Pfizer-BioNTech vaccine 1st to win FDA full approval
Eight months after authorizing the Pfizer-BioNTech COVID-19 vaccine for emergency use in the USA, the Food and Drug Administration issued its full stamp of approval.
Now that the companies’ detailed, so-called biologics license application has been granted, it’s likely that vaccination will be required by many companies, schools and other entities.
On Monday, President Joe Biden called on companies, non-profit groups, government agencies and schools to “step up vaccine requirements that will reach millions more people.”
Vaccinations allowed people in this country to stop worrying about diseases such as smallpox, polio, measles, mumps and rubella, he said, and vaccines can help do the same for COVID-19.
“It only makes sense to require a vaccine to stop the spread of COVID-19,” Biden said at a news conference. “With today’s FDA full approval, there’s another good reason to get vaccinated.”
The FDA decision clears the way for the companies to market their vaccine, which is not permitted without full licensure. It may launch a race for booster shots, allowing doctors to prescribe extra Pfizer-BioNTech shots “off label” to anyone they think should get one.
The FDA confirmed late last year through a more streamlined evaluation process that the vaccine, from pharmaceutical giant Pfizer and its partner, German startup BioNTech, was safe, effective and could be reliably produced. The review of the 340,000-page license application was completed in just 97 days by FDA staff working “night and day,” said Dr. Peter Marks, director of the FDA’s Center for Biologics Evaluation and Research, which approves vaccines.
“We completed this in about 40% of the normal clock time for a submission of this magnitude,” he said.
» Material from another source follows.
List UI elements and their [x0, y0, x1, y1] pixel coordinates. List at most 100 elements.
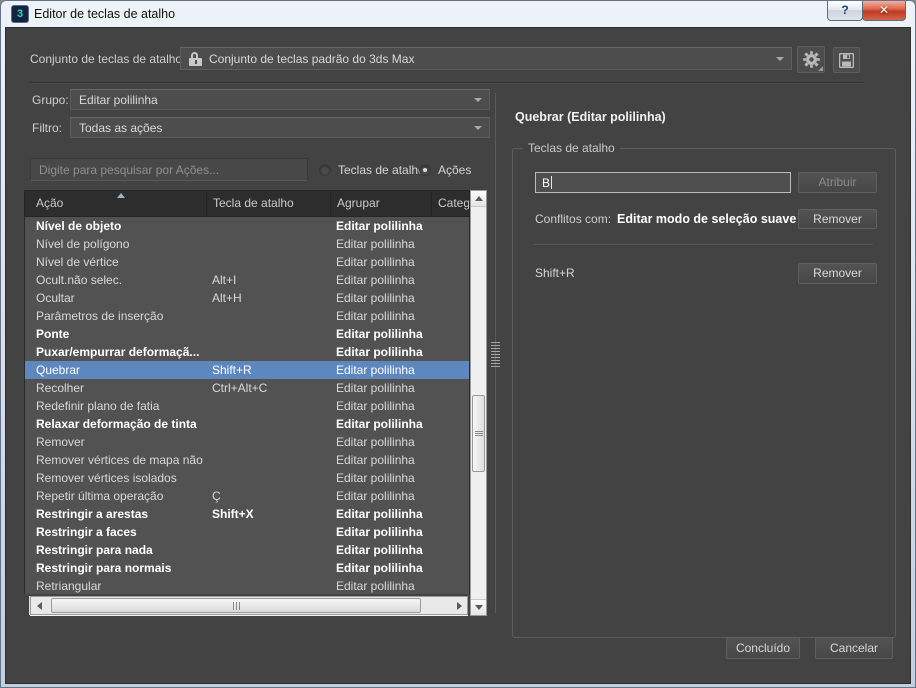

The license application was three times the size of the emergency use authorization submission, which weighed in at 110,000 pages.
The companies have manufactured more than 2 billion doses, more than 200 million of which were administered in the USA, the most of any of the three vaccines allowed for use in the country. The full license includes four more months of efficacy and safety data, confirming trial results and detailing manufacturing processes.
The Pfizer-BioNTech emergency use authorization was based on clinical trials involving about 37,000 people. The full approval was based on study results involving more than 44,000 people followed for six months.
The license applies only to those 16 and over, but the vaccine is allowed for those 12 to 15 under the previous authorization.
“Based on the longer-term follow-up data that we submitted, today’s approval for those aged 16 and over affirms the efficacy and safety profile of our vaccine at a time when it is urgently needed,” Pfizer chairman and CEO Albert Bourla said in a statement. “I am hopeful this approval will help increase confidence in our vaccine, as vaccination remains the best tool we have to help protect lives and achieve herd immunity.”
Acting FDA Commissioner Janet Woodcock said she hoped the approval would help alter the course of the pandemic in the USA.